Midtown’s vigor belies the narrative of Detroit as an utterly disinvested city. And coordinating the show is Midtown Detroit, Inc., a peculiarly influential community development corporation that has transformed nearly every aspect of the neighborhood. Founded in 1976 by community activists rooted in the affordable housing movement of the 1960s, Midtown, Inc. evolved along with the city. In the last two decades, the scrappy non-profit’s tactical collaborations with major anchor institutions in Detroit — including City Hall — have elevated it from the antiestablishment fringe and into the establishment itself.

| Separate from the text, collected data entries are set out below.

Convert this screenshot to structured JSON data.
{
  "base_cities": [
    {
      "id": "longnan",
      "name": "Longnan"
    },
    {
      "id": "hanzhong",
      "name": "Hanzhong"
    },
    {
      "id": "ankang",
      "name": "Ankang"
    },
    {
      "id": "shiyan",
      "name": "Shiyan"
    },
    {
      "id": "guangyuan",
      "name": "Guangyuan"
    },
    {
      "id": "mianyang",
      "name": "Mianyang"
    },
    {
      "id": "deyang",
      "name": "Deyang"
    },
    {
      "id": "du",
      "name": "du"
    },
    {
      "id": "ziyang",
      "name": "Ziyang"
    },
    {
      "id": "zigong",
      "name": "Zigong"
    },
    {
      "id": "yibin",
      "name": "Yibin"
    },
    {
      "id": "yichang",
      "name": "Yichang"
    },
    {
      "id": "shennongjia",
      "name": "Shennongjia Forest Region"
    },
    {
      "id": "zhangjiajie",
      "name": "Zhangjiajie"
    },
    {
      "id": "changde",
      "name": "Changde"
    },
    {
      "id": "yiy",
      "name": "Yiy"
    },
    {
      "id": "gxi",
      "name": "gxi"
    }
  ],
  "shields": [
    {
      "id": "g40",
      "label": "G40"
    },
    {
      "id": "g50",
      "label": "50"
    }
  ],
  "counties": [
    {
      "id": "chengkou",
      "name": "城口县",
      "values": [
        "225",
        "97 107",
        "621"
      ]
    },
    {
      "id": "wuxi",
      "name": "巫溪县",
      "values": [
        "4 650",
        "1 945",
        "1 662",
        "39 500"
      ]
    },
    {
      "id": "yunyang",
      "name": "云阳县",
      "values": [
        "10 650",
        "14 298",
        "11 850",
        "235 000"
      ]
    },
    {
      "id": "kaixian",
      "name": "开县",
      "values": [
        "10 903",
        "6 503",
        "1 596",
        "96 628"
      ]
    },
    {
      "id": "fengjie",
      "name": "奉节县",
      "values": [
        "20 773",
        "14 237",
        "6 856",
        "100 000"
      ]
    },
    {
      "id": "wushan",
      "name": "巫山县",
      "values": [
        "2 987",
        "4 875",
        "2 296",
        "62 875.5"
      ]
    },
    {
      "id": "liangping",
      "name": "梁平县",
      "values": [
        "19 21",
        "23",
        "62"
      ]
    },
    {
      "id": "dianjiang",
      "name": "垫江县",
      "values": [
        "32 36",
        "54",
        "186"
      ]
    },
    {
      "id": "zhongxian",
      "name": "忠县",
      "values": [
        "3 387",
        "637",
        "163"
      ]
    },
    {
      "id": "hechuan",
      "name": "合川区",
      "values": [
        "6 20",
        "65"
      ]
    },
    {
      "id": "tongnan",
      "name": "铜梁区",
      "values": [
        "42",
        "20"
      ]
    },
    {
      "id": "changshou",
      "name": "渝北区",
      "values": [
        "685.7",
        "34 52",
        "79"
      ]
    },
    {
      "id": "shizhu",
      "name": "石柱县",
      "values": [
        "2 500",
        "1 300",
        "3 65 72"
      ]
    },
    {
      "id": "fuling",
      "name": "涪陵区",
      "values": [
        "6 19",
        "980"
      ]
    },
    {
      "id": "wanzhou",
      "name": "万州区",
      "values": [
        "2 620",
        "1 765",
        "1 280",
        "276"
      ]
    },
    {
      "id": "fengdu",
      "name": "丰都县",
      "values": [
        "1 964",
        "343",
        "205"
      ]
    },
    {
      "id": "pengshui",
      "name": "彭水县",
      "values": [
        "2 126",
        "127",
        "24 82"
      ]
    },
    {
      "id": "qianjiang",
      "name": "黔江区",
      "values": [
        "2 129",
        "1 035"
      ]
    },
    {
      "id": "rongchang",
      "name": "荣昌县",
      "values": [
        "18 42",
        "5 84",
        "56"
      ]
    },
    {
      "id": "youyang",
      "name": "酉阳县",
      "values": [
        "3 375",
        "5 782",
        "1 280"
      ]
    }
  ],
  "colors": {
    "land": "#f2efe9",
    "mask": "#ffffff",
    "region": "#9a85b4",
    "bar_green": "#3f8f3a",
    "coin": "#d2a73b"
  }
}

While, historically, power in Detroit was synonymous with the auto industry and labor unions, both the decentralization and economic fluctuations of the car business has left space for Midtown, Inc. to make its mark on the city. These days, it provides landscaping on boulevard medians. It partners with Wayne State’s police department, which patrols the neighborhood beyond campus borders. It puts strings of lights in the trees along Woodward during the holidays. It is installing LED street lighting. And with its popular Live Midtown initiative, which offers financial incentives to employees of anchor institutions to buy or rent homes in the neighborhood, Midtown, Inc. is coming full circle, returning to the business of creating housing options. Even in a shrinking city with a high vacancy rate, Midtown’s apartments are 95 percent occupied.

The organization’s work moved Reuters to describe the neighborhood as “the centerpiece for Detroit’s revival” in an article about the construction of a 21,000-square-foot Whole Foods store on a vacant corner in Midtown. This is the first time the chain has set up shop in a distressed urban center. At the groundbreaking in May, company CEO Walter Robb told the Detroit Free Press that, “the richness that we discovered here was very encouraging. That’s special for me."